O nosso entrevistado fala igualmente do nosso modelo político, sublinhando que tem uma relação cordial com o Chefe do Estado, com o quem tem aprendido bastante.

Leia, nas páginas seguintes, a entrevista conduzida pelos nossos repórteres Bento Venâncio, Luísa Jorge, Francisco Alar e Jerónimo Muianga. 

 

“Não sabia que seria nomeado Primeiro-Ministro”
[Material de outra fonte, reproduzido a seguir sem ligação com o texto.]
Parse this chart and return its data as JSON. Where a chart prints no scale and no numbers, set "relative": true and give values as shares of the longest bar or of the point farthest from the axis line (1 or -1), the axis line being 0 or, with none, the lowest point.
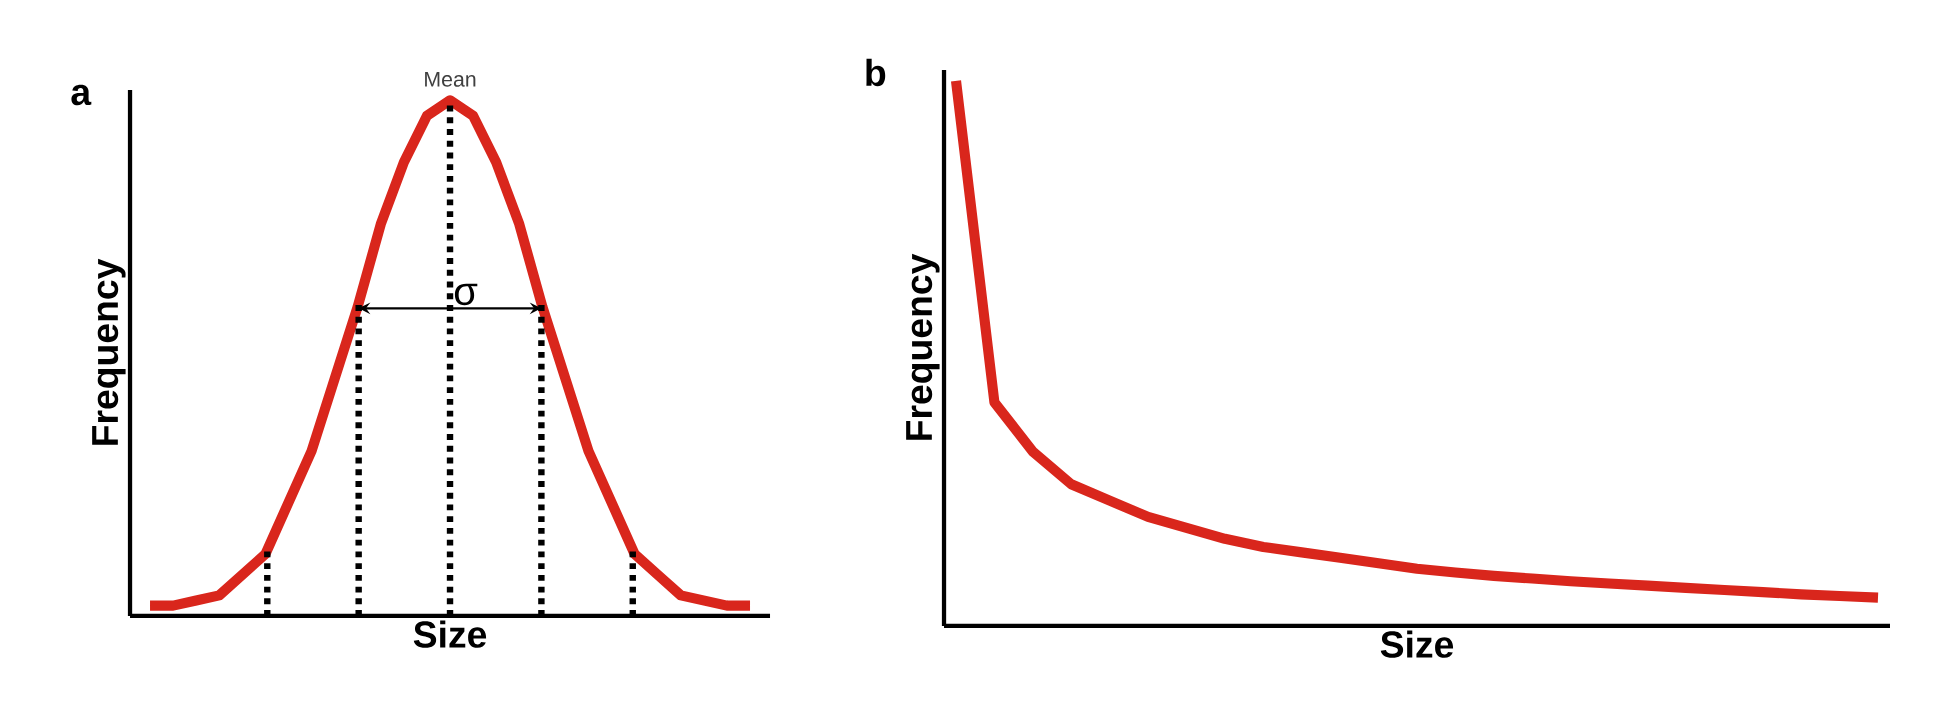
{
  "chart_data": [
    {
      "type": "line",
      "title": "a",
      "xlabel": "Size",
      "ylabel": "Frequency",
      "relative": true,
      "categories": [
        null,
        null,
        null,
        null,
        null,
        null,
        null,
        null,
        null,
        null,
        null,
        null,
        null,
        null,
        null,
        null,
        null,
        null,
        null,
        null,
        null,
        null,
        null,
        null,
        null,
        null,
        null
      ],
      "series": [
        {
          "color": "#d9261c",
          "values": [
            0.02,
            0.02,
            0.03,
            0.04,
            0.08,
            0.12,
            0.22,
            0.32,
            0.46,
            0.6,
            0.76,
            0.88,
            0.97,
            1,
            0.97,
            0.88,
            0.76,
            0.6,
            0.46,
            0.32,
            0.22,
            0.12,
            0.08,
            0.04,
            0.03,
            0.02,
            0.02
          ]
        }
      ],
      "annotations": [
        "Mean",
        "σ"
      ]
    },
    {
      "type": "line",
      "title": "b",
      "xlabel": "Size",
      "ylabel": "Frequency",
      "relative": true,
      "categories": [
        null,
        null,
        null,
        null,
        null,
        null,
        null,
        null,
        null,
        null,
        null,
        null,
        null,
        null,
        null,
        null,
        null,
        null,
        null,
        null,
        null,
        null,
        null,
        null,
        null
      ],
      "series": [
        {
          "color": "#d9261c",
          "values": [
            1,
            0.41,
            0.32,
            0.26,
            0.23,
            0.2,
            0.18,
            0.16,
            0.145,
            0.135,
            0.125,
            0.115,
            0.105,
            0.098,
            0.092,
            0.087,
            0.082,
            0.078,
            0.074,
            0.07,
            0.066,
            0.062,
            0.058,
            0.055,
            0.052
          ]
        }
      ]
    }
  ]
}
Alberto Vaquina diz, nesta entrevista, que quando foi ao Congresso da Frelimo, em Pemba, a única coisa que sabia era que podia ser confirmado membro do Comité Central, porque já tinha sido eleito a nível da província que dirigia, neste caso Tete. Para Vaquina, a sua indicação para membro da Comissão Política e, mais tarde, ao cargo de Primeiro-Ministro, era matéria do Presidente do partido e, simultaneamente, Chefe do Estado, tendo sido – confessa – uma grande surpresa.

 

“Como sabem, quando regressei do Congresso de Pemba fui para a minha província e continuei a trabalhar, pois a única coisa que sabia é que era governador de Tete”,explica ele ao domingo, ressalvando que o nosso país tem antecedentes de um governador que foi eleito membro da Comissão Política e continuou a trabalhar como governador na sua província (José Pacheco, em Cabo Delgado).

“Portanto, depois do Congresso, continuei a trabalhar na minha província, a visitar as minhas comunidades, que é a coisa que mais gosto de fazer, até o dia em que o Presidente da República convidou-me para esta nova tarefa”,salienta o nosso entrevistado.

Mais detalhes desta conversa, a todos os títulos interessante, seguem em pergunta-resposta.

 

Senhor Primeiro-Ministro, “saltou” de governador de província para Primeiro-Ministro, uma experiência única até ao momento. Quais são os principais desafios que enfrenta?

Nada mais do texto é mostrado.